The village was solely inhabited by Azerbijanis: 238 in 1886, 217 in 1897, 111 in 1904 and 147 Azerbaijanis in 1914. In August-September 1918 Armenian armed groups burned down the village killing 87 villagers, and the rest of the population fled to the Gubadli region. After the establishment of the Zangezur uezd in Soviet Armenia on 31 August 1921, the settlement was integrated into the administrative territory of Armenia. Following the establishment of the Soviet government, only 40 families returned to their place and rebuilt the village of Shahverdilar. The name of the village is associated with the name of the multi-generational family who founded this settlement.

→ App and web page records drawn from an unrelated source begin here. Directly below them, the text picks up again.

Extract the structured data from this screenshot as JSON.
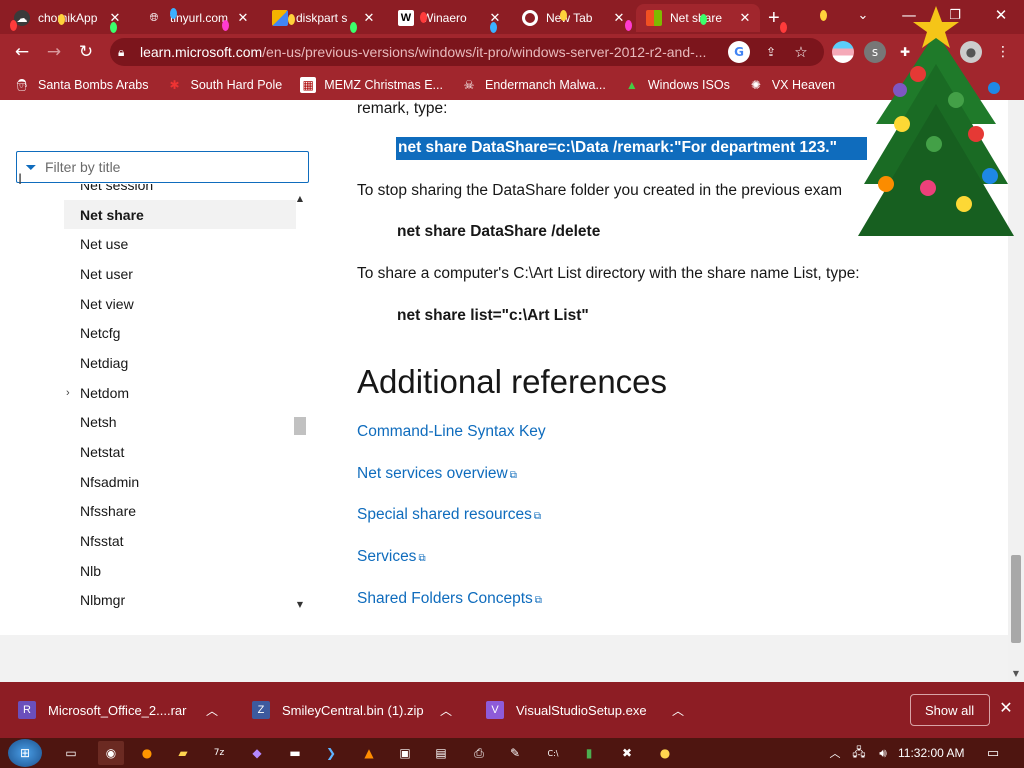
{
  "browser": {
    "tabs": [
      {
        "title": "chomikApp",
        "icon": "cloud-icon",
        "active": false
      },
      {
        "title": "tinyurl.com",
        "icon": "globe-icon",
        "active": false
      },
      {
        "title": "diskpart s",
        "icon": "puzzle-icon",
        "active": false
      },
      {
        "title": "Winaero",
        "icon": "winaero-w-icon",
        "active": false
      },
      {
        "title": "New Tab",
        "icon": "chrome-icon",
        "active": false
      },
      {
        "title": "Net share",
        "icon": "microsoft-icon",
        "active": true
      }
    ],
    "new_tab": "+",
    "address": {
      "domain": "learn.microsoft.com",
      "path": "/en-us/previous-versions/windows/it-pro/windows-server-2012-r2-and-..."
    },
    "bookmarks": [
      {
        "label": "Santa Bombs Arabs",
        "icon": "santa-icon"
      },
      {
        "label": "South Hard Pole",
        "icon": "snowflake-icon"
      },
      {
        "label": "MEMZ Christmas E...",
        "icon": "memz-icon"
      },
      {
        "label": "Endermanch Malwa...",
        "icon": "skull-icon"
      },
      {
        "label": "Windows ISOs",
        "icon": "tree-icon"
      },
      {
        "label": "VX Heaven",
        "icon": "virus-icon"
      }
    ]
  },
  "sidebar": {
    "filter_placeholder": "Filter by title",
    "items": [
      {
        "label": "Net session"
      },
      {
        "label": "Net share",
        "selected": true
      },
      {
        "label": "Net use"
      },
      {
        "label": "Net user"
      },
      {
        "label": "Net view"
      },
      {
        "label": "Netcfg"
      },
      {
        "label": "Netdiag"
      },
      {
        "label": "Netdom",
        "expandable": true
      },
      {
        "label": "Netsh"
      },
      {
        "label": "Netstat"
      },
      {
        "label": "Nfsadmin"
      },
      {
        "label": "Nfsshare"
      },
      {
        "label": "Nfsstat"
      },
      {
        "label": "Nlb"
      },
      {
        "label": "Nlbmgr"
      }
    ]
  },
  "article": {
    "lead_fragment": "remark, type:",
    "code1": "net share DataShare=c:\\Data /remark:\"For department 123.\"",
    "para2": "To stop sharing the DataShare folder you created in the previous exam",
    "code2": "net share DataShare /delete",
    "para3": "To share a computer's C:\\Art List directory with the share name List, type:",
    "code3": "net share list=\"c:\\Art List\"",
    "heading": "Additional references",
    "references": [
      {
        "label": "Command-Line Syntax Key",
        "external": false
      },
      {
        "label": "Net services overview",
        "external": true
      },
      {
        "label": "Special shared resources",
        "external": true
      },
      {
        "label": "Services",
        "external": true
      },
      {
        "label": "Shared Folders Concepts",
        "external": true
      }
    ]
  },
  "downloads": {
    "items": [
      {
        "name": "Microsoft_Office_2....rar"
      },
      {
        "name": "SmileyCentral.bin (1).zip"
      },
      {
        "name": "VisualStudioSetup.exe"
      }
    ],
    "show_all": "Show all"
  },
  "taskbar": {
    "clock": "11:32:00 AM"
  },
  "colors": {
    "chrome_dark": "#8d1d24",
    "chrome": "#a1262d",
    "link": "#0f6cbd",
    "selection": "#0f6cbd"
  }
}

According to the decision of the USSR Council of Ministers “On the resettlement of collective farmers and other Azerbaijani population from the Armenian SSR to the Kur-Araz lowland of the Azerbaijan SSR” dated 23 December 1947, the Azerbaijani population of the village was deported from their historical-ethnic territories in 1951. After I.Stalin’s death in 1953, part of the population was able to return to the village.

When the Tatev hydroelectric power station was built in 1961, the village was renamed “Vorotan settlement”. Since then, eight Armenian families moved to the Shahverdiler village and settled there. In 1988 the village was inhabited by 80 Azerbaijanis. In November of the same year, the Azerbaijani population of the village was ousted, and with no compensation, their wealth and property were left to Armenians.

Geographic coordinates: latitude 39°26’ N., longitude 46°20’ E.